Although many still consider MMA to be a barbaric sport, it’s incredibly popular amongst the younger generation. Parents are more inclined today to enrol their children in lessons and cheer on their sons and daughters as they duke it out. That being said, it only takes a few seconds of viewing a child “ground and pound” an opponent before we recognize what is really happening. We shoot some judgmental glances at the parents and wonder how they could have let such a monstrosity happen.
Give me a break. I feel those parents should be commended for believing in their children, despite their child’s loss. Sure the child got hurt in the process—let that be the worst thing to happen in that child’s life. Sports are inherently dangerous; it doesn’t matter if you sprain your MCL playing badminton or get concussed from a roundhouse kick. Competition hurts and so does life. Spoiling children and keeping them in the house playing video games is more crippling than a few bruises.
The reason why I believe after-school and weekend sports enrolment for children is so important is that I didn’t have any when I was growing up. I had overprotective parents who wanted me to pursue academic and artistic endeavours and avoid the tremulous world of athletics. I believe the inability to cope with losing set me back a bit as I aged. I was afraid to fall and take chances, until one day I decided to purchase a skateboard with my own money and prove my durability. I remember returning home with blood dripping down my leg, proud. I had fallen and I survived.
Competition is a part of life, and the earlier we teach our children this concept the more competent they’ll be, whether in academic, professional, or athletics goals. Learning to lose is as important as learning to win. Those who are successful will tell you that there is not one without the other. If the child has a passion and is willing the pursue it, parents should support them regardless of the concrete floor, opposing teams, or headlocks.
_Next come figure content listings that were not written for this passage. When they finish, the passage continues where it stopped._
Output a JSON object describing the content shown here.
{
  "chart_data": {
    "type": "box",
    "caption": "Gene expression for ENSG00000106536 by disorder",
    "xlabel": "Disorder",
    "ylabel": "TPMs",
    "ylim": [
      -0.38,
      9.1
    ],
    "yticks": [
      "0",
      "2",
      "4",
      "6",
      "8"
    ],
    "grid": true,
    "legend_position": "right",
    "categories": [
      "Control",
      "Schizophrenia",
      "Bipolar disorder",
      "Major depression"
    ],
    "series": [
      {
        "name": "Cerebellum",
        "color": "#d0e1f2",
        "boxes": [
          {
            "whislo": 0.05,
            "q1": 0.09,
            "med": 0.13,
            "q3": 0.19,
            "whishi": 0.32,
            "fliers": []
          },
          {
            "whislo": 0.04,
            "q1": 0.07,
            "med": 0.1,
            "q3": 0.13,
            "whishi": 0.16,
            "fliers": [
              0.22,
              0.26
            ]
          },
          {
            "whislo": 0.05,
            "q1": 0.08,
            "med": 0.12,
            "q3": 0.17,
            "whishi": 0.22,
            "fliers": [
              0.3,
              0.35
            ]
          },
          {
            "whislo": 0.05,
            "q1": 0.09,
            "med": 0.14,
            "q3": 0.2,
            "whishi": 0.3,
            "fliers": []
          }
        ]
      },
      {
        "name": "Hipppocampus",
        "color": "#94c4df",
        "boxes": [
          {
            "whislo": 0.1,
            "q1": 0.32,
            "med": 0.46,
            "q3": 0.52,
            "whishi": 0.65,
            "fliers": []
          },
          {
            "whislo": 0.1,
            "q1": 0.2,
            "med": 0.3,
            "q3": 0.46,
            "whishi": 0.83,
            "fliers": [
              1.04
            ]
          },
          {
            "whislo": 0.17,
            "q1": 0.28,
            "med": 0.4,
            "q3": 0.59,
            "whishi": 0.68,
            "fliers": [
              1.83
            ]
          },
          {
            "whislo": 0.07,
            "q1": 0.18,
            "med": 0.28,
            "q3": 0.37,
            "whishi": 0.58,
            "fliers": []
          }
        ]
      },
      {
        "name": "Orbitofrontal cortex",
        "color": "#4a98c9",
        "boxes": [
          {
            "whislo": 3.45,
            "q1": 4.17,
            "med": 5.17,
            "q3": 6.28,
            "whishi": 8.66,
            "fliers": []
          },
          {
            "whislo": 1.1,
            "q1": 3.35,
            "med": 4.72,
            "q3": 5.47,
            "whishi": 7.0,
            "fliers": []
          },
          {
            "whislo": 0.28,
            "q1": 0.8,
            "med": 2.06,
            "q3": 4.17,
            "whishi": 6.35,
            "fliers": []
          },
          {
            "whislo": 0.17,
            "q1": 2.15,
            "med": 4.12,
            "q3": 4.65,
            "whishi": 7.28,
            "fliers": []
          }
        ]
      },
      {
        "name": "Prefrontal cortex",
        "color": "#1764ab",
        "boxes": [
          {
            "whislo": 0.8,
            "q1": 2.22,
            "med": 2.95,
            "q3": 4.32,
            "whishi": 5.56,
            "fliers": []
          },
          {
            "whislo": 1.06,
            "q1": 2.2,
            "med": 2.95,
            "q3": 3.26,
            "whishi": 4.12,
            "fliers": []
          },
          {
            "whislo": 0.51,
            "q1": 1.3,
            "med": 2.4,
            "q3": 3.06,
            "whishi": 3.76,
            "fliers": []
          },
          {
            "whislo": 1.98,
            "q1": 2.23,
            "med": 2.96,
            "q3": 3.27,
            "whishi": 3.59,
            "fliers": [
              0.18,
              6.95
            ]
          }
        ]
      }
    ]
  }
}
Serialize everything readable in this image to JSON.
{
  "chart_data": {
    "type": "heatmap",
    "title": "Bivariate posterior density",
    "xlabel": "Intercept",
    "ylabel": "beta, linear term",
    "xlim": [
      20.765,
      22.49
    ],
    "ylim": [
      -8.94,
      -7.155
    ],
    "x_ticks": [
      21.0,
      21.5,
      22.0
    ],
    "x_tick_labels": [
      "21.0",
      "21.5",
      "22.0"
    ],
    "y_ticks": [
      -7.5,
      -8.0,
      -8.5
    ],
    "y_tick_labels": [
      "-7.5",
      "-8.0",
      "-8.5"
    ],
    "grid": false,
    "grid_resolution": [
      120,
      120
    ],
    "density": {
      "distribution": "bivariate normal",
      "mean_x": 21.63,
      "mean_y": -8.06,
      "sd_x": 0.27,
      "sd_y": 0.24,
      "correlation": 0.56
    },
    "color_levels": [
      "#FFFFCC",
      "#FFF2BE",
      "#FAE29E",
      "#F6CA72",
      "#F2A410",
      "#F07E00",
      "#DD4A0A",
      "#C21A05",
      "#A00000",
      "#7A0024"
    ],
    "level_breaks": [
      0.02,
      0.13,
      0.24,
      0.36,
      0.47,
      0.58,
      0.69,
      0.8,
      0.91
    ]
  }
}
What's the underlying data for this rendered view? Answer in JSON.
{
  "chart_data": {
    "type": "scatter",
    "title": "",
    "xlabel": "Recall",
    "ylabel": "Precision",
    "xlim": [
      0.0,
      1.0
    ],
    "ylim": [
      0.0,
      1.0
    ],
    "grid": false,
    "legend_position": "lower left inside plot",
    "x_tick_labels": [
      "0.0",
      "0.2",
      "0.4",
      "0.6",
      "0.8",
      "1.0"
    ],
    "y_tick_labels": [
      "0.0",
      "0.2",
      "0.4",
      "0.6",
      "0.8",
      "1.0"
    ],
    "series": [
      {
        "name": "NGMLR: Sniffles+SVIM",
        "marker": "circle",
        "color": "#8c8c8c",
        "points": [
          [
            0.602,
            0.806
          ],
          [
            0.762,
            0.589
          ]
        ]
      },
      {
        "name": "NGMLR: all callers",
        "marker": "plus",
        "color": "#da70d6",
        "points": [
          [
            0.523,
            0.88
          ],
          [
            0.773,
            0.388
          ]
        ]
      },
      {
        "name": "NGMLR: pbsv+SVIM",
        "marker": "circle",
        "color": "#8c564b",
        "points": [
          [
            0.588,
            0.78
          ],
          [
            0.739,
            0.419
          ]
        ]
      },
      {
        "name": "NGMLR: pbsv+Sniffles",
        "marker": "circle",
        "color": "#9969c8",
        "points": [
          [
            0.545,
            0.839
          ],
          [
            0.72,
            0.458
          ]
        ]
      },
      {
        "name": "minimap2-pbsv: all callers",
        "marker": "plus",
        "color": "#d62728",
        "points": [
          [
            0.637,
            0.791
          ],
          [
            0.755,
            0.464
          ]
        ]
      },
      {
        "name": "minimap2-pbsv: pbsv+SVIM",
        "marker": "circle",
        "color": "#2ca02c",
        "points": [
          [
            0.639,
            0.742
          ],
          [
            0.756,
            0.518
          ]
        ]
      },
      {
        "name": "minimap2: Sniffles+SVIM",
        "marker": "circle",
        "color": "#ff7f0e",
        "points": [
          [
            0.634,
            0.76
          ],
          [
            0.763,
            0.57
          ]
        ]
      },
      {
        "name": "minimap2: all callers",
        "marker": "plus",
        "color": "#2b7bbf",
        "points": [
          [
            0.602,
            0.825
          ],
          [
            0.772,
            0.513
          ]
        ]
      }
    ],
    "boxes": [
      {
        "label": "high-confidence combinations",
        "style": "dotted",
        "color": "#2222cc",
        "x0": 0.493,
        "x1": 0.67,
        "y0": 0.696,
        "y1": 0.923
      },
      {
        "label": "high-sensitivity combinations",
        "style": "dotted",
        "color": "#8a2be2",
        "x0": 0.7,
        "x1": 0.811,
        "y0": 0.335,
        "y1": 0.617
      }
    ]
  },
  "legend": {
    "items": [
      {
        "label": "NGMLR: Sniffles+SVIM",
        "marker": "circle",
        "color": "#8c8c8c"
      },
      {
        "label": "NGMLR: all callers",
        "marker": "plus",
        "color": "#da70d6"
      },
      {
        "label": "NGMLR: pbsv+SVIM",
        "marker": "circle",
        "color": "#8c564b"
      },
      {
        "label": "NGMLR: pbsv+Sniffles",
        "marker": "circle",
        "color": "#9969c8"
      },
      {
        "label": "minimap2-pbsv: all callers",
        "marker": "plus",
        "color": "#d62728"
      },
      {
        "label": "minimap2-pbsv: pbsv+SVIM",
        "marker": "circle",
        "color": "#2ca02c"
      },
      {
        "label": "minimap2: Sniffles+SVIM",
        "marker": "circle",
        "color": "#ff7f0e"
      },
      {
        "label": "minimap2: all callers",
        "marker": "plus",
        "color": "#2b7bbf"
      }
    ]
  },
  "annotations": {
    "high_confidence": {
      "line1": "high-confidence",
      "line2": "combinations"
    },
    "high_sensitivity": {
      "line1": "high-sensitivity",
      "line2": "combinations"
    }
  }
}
Some may call certain sports violent, and therefore worth banning children from. Certain children are also naturally more violent than others, and the combination sounds like a recipe for disaster. But sports allow children to focus their intensity by giving them motivation in a controlled environment. Kids who act out in classrooms will often find sports not only help build physical stamina, but mental stamina as well.
Scars are not signs of mom and dad’s inept parenting—they’re badges of honour for the children.